In the post-operative period, protective treatments tailored to the patient's specific needs are of great importance. These treatments may encompass various approaches such as protecting bladder functions, physical therapy applications, and muscle strengthening exercises.

Hydrocephalus (accumulation of fluid in the brain), a condition frequently observed with spina bifida, is closely linked due to a cause-and-effect relationship between the two disorders. Simultaneous treatment plans should be implemented for children with both spina bifida and hydrocephalus. Hydrocephalus treatment is typically performed with devices called "shunts." Shunts are thin, silicone-based tubes that redirect excess fluid accumulated in the brain to another part of the body (usually the abdominal cavity) where it can be absorbed. Since babies with spina bifida are often premature or have low birth weight, they are usually expected to reach a certain weight before shunt placement, which may necessitate prolonged hospital stays.

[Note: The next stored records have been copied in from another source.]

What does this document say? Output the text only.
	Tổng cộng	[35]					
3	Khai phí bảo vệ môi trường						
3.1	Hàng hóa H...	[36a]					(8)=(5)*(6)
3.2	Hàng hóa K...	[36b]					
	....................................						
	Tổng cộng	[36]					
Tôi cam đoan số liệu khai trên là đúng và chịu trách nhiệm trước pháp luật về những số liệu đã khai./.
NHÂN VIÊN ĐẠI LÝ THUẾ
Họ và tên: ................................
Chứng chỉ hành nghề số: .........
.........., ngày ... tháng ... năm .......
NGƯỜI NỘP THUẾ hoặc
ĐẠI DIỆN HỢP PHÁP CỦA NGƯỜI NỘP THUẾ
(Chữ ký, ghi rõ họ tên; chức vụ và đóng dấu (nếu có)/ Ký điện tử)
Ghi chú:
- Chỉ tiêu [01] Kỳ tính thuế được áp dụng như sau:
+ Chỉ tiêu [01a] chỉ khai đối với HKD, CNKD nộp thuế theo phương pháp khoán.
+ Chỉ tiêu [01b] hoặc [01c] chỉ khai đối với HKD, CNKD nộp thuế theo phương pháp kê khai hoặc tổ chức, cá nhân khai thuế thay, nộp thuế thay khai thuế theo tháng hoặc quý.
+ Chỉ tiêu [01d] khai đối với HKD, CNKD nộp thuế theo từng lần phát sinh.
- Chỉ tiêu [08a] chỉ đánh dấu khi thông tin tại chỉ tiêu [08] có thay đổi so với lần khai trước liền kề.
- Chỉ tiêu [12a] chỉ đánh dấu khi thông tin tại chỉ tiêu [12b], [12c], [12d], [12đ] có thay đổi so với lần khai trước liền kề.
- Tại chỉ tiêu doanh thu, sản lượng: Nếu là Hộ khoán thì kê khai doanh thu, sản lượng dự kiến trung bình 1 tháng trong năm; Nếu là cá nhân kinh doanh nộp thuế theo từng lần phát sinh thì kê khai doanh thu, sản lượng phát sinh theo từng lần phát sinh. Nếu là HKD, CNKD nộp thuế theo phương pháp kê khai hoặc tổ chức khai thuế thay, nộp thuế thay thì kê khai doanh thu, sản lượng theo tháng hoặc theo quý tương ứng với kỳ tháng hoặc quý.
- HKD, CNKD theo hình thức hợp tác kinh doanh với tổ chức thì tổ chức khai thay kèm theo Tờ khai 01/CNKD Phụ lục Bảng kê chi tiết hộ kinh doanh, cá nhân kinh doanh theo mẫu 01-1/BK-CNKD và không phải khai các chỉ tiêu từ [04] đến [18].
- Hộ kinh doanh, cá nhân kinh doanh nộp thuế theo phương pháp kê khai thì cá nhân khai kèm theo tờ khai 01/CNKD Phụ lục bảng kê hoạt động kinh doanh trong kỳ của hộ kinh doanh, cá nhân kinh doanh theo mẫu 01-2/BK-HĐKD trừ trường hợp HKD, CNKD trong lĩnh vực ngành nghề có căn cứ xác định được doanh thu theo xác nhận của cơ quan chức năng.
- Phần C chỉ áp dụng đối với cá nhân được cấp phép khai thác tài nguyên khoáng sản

Particularly in open types of spina bifida, there is a high risk of infection due to the exposure of a part of the nervous system to the external environment. Therefore, taking preventive measures against infections and meticulous hygiene practices are vitally important.

In advanced stages of the disease, especially when nerves have protruded outside the spinal column and are damaged, complete nerve repair may not be fully possible. In such cases, the focus shifts to symptomatic treatments aimed at improving the patient's quality of life. However, in cases of closed forms or early-stage spina bifida, complete treatment may be achieved through surgical intervention.